Blog: Anxiety and the Karate Kid

Watching the movie The Karate Kid may help you move past your anxiety. Bear with me here....

The Karate Kid was an 80s movie about a boy named Daniel who moves to a new school, where unfortunately he falls victim to bullying. A martial arts master/school handyman Mr. Miyagi witnesses this bullying and offers Daniel training in karate. At first, Daniel is eager to learn how to defend himself, but Mr. Miyagi has him do a lot of seemingly useless tasks - paint his house, refinish his wood floor, and of course wax an entire parking lot of cars. "Wax on, wax off” anyone? Through their journey together, Daniel comes to understand that there is so much more to martial arts than the physical aspect of throwing punches and kicks. To be a true martial arts master, one must understand not only the physical skills, but also the mental, emotional, and even spiritual foundations. All of the seemingly useless chores than Daniel carried out were to train his spirit, to build that foundation; he learned patience, self-discipline, and emotional balance.

When anxiety is kicking our butt (like the bully in The Karate Kid), we of course are pretty eager, as Daniel was, to strike back and stop it in its tracks. I don’t know about you, but when I was experiencing panic attacks, I wanted to know how to stop them ASAP. I think we all do; it’s natural - I can't be the only one who bought one too many "5 easy steps to overcome anxiety" programs that promised me the moon.

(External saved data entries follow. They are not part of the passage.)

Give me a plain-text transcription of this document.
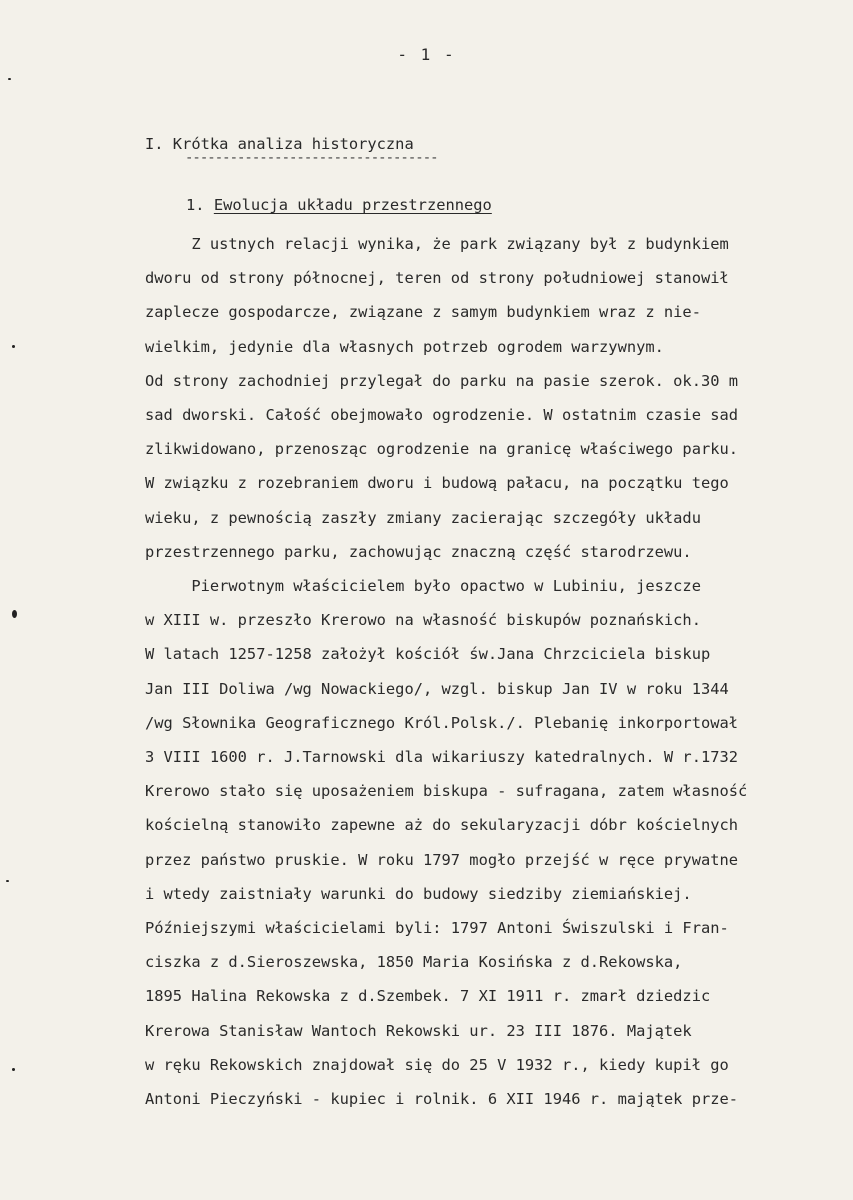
- 1 -
I. Krótka analiza historyczna
----------------------------------
1. Ewolucja układu przestrzennego
Z ustnych relacji wynika, że park związany był z budynkiem
dworu od strony północnej, teren od strony południowej stanowił
zaplecze gospodarcze, związane z samym budynkiem wraz z nie-
wielkim, jedynie dla własnych potrzeb ogrodem warzywnym.
Od strony zachodniej przylegał do parku na pasie szerok. ok.30 m
sad dworski. Całość obejmowało ogrodzenie. W ostatnim czasie sad
zlikwidowano, przenosząc ogrodzenie na granicę właściwego parku.
W związku z rozebraniem dworu i budową pałacu, na początku tego
wieku, z pewnością zaszły zmiany zacierając szczegóły układu
przestrzennego parku, zachowując znaczną część starodrzewu.
Pierwotnym właścicielem było opactwo w Lubiniu, jeszcze
w XIII w. przeszło Krerowo na własność biskupów poznańskich.
W latach 1257-1258 założył kościół św.Jana Chrzciciela biskup
Jan III Doliwa /wg Nowackiego/, wzgl. biskup Jan IV w roku 1344
/wg Słownika Geograficznego Król.Polsk./. Plebanię inkorportował
3 VIII 1600 r. J.Tarnowski dla wikariuszy katedralnych. W r.1732
Krerowo stało się uposażeniem biskupa - sufragana, zatem własność
kościelną stanowiło zapewne aż do sekularyzacji dóbr kościelnych
przez państwo pruskie. W roku 1797 mogło przejść w ręce prywatne
i wtedy zaistniały warunki do budowy siedziby ziemiańskiej.
Późniejszymi właścicielami byli: 1797 Antoni Świszulski i Fran-
ciszka z d.Sieroszewska, 1850 Maria Kosińska z d.Rekowska,
1895 Halina Rekowska z d.Szembek. 7 XI 1911 r. zmarł dziedzic
Krerowa Stanisław Wantoch Rekowski ur. 23 III 1876. Majątek
w ręku Rekowskich znajdował się do 25 V 1932 r., kiedy kupił go
Antoni Pieczyński - kupiec i rolnik. 6 XII 1946 r. majątek prze-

In order to truly move past anxiety we need to gain a deeper understanding of it. The more we know and understand about anxiety, the less it feels like something that needs to be fought off. For instance, when someone is scared of dogs, telling them how to interact with them - approach slowly, reach out with the back of the hand, etc. - generally doesn't do much to extinguish the person's fear. Instead, helping that person understand dog behavior and dog language - establishing that deeper foundation - will not only help extinguish the fear more effectively, but it will feel less forced and much more natural the next time that person approaches a dog. When we’re hyper-focused on beating anxiety, we have blinders on, and it’s really hard to see things in a new and deeper way. It may seem counter-intuitive and challenging, but taking a step back really gives us the space we need to find a lasting solution. Just like Daniel and karate, when we take the time and make the effort to understand anxiety at a deeper level, we can begin to truly master it.